Casoli, consegnate le chiavi del casolare dove l’inglese è stata uccisa a coltellate
CASOLI. Due delle tre figlie di Michele Faiers Dawn sono arrivate a Casoli per il dissequestro del casolare di contrada Verratti, dove un mese fa la 66enne inglese è stata trovata morta. Sarah e Harriett, 37 e 28 anni (la maggiore, assente, si chiama Brooke), nate da un precedente matrimonio della donna, sono state accompagnate in Italia dal vice console dell'ambasciata britannica di Roma, Vittoria Dominijanni. In mattinata sono state in procura a Lanciano, dove sono state a colloquio circa due ore con il procuratore capo Mirvana Di Serio, titolare dell’inchiesta sul delitto. Alle 14, nella caserma dei carabinieri di Casoli, alle giovani sono state riconsegnate le chiavi del casolare, acquistato in comproprietà dalla coppia e dissequestrato dalla magistratura a seguito dell’istanza presentata dalle figlie. Una copia è stata consegnata anche all’avvocato Massimiliano Sichetti, legale d’ufficio in Italia di Micheal Dennis Withbread, 74 anni, connazionale e convivente della donna, unico indagato per il suo omicidio. Sarah e Harriett, ospiti da amici della madre a Palombaro, sono apparse molto affrante, la più piccola ha pianto spesso.
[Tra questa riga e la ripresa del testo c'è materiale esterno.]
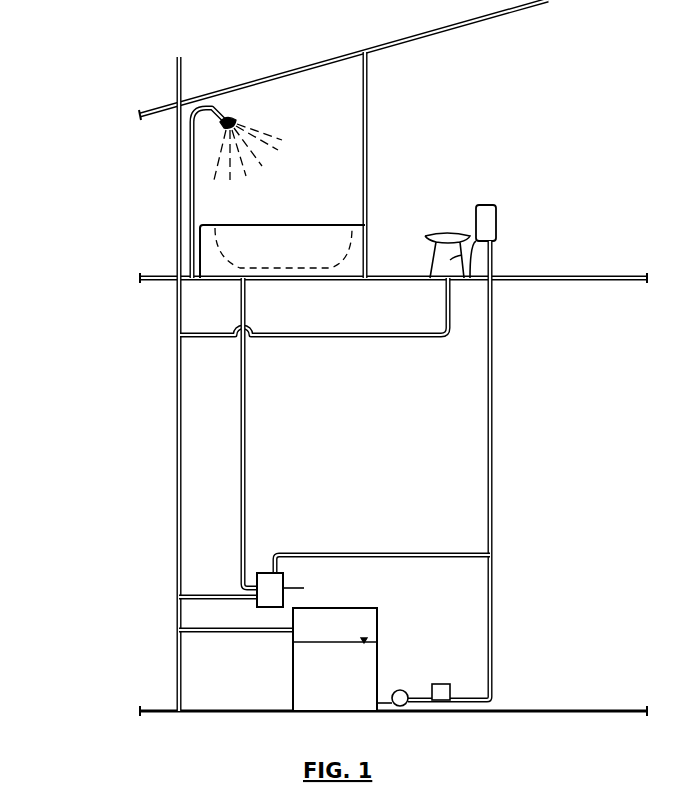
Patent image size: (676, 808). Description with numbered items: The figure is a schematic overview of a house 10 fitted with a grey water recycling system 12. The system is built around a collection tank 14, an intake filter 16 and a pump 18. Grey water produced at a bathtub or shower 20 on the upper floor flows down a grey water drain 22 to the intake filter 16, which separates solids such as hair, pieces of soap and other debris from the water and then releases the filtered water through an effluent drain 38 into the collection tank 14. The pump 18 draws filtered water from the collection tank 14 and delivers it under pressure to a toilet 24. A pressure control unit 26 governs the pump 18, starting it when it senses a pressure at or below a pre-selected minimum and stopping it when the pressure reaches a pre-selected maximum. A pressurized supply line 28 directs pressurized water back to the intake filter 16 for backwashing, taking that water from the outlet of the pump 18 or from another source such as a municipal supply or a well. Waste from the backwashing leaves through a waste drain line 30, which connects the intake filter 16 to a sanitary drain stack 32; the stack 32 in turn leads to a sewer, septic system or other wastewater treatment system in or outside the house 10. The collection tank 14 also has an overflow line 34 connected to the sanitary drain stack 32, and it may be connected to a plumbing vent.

The house 10 is at (74, 461).
The grey water recycling system 12 is at (274, 651).
The collection tank 14 is at (378, 655).
The intake filter 16 is at (266, 573).
The pump 18 is at (405, 690).
The bathtub or shower 20 is at (387, 130).
The grey water drain 22 is at (246, 453).
The toilet 24 is at (496, 218).
The pressure control unit 26 is at (445, 684).
The pressurized supply line 28 is at (387, 555).
The waste drain line 30 is at (205, 597).
The sanitary drain stack 32 is at (177, 510).
The overflow line 34 is at (242, 630).
The effluent drain 38 is at (312, 607).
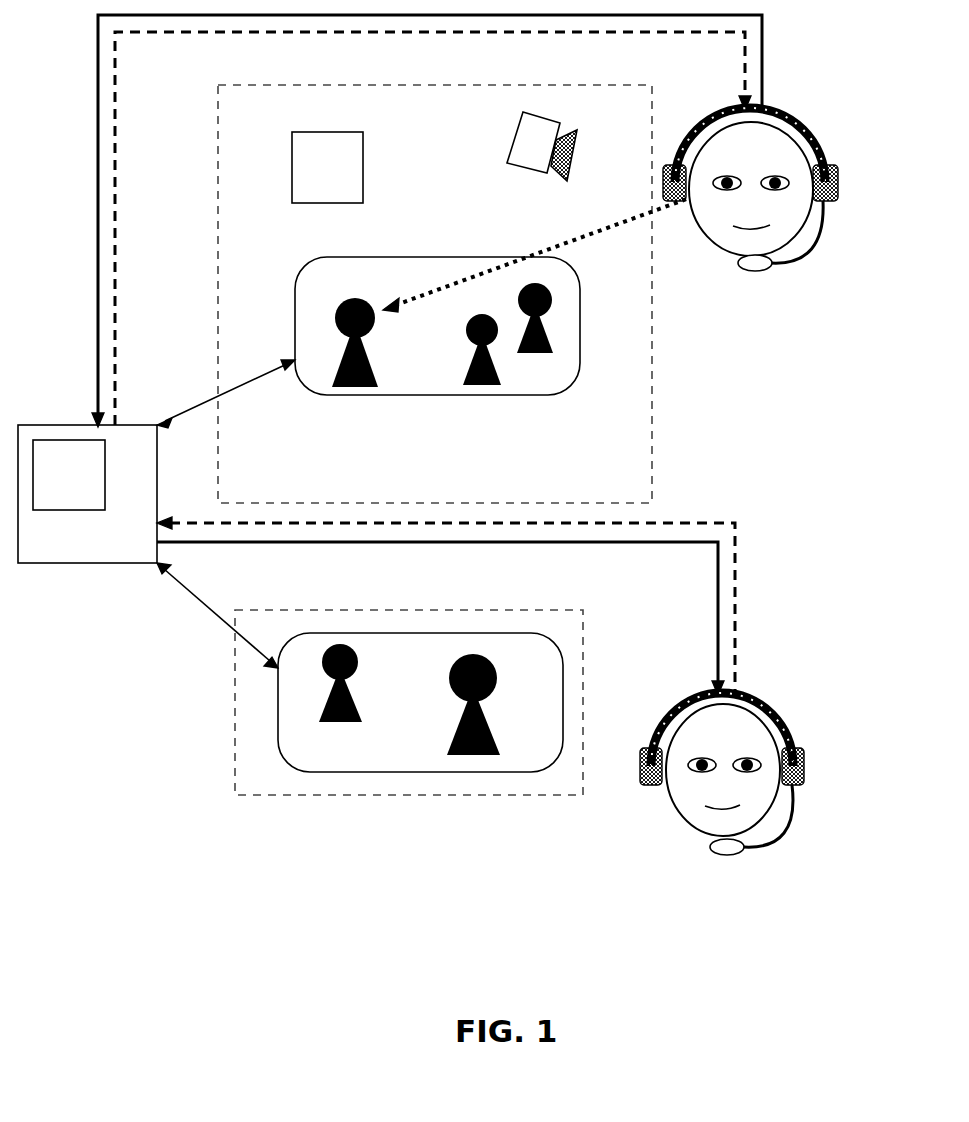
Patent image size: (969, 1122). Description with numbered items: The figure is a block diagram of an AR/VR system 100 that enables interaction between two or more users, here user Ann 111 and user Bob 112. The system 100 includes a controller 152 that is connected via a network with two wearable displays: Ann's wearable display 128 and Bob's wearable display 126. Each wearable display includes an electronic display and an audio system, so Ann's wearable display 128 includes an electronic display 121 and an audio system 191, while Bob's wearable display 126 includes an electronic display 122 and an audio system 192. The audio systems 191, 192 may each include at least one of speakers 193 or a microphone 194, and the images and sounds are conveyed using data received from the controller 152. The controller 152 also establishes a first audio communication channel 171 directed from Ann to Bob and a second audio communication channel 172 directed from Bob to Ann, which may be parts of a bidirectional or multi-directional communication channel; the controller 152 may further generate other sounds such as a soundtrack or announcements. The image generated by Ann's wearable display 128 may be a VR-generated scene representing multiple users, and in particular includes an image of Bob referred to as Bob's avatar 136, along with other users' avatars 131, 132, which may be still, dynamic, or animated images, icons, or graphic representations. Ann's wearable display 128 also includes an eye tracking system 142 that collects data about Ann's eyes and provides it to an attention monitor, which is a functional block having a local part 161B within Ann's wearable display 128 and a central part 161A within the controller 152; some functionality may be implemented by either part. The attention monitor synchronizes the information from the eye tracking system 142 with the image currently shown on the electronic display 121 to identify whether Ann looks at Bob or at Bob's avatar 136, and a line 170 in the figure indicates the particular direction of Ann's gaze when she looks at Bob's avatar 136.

Accompagnate dal vice console e dall’avvocato Sichetti, le due si sono recate in contrada Verratti, dove la madre aveva deciso di trasferirsi tre anni fa con il compagno. Sono entrate da sole in casa e vi sono rimaste per pochi minuti. Torneranno con calma a recuperare gli effetti personali della madre e a organizzare la sua sepoltura in Italia. «È stato un momento toccante, non si è parlato di indagini, abbiamo rispettato il loro momento di dolore», commenta l’avvocato Sichetti, a sua volta contattato dalla figlia di Withbread, Chloe, in cerca di informazioni sulla situazione del padre, in carcere a Londra. La prossima udienza è fissata al 7 dicembre.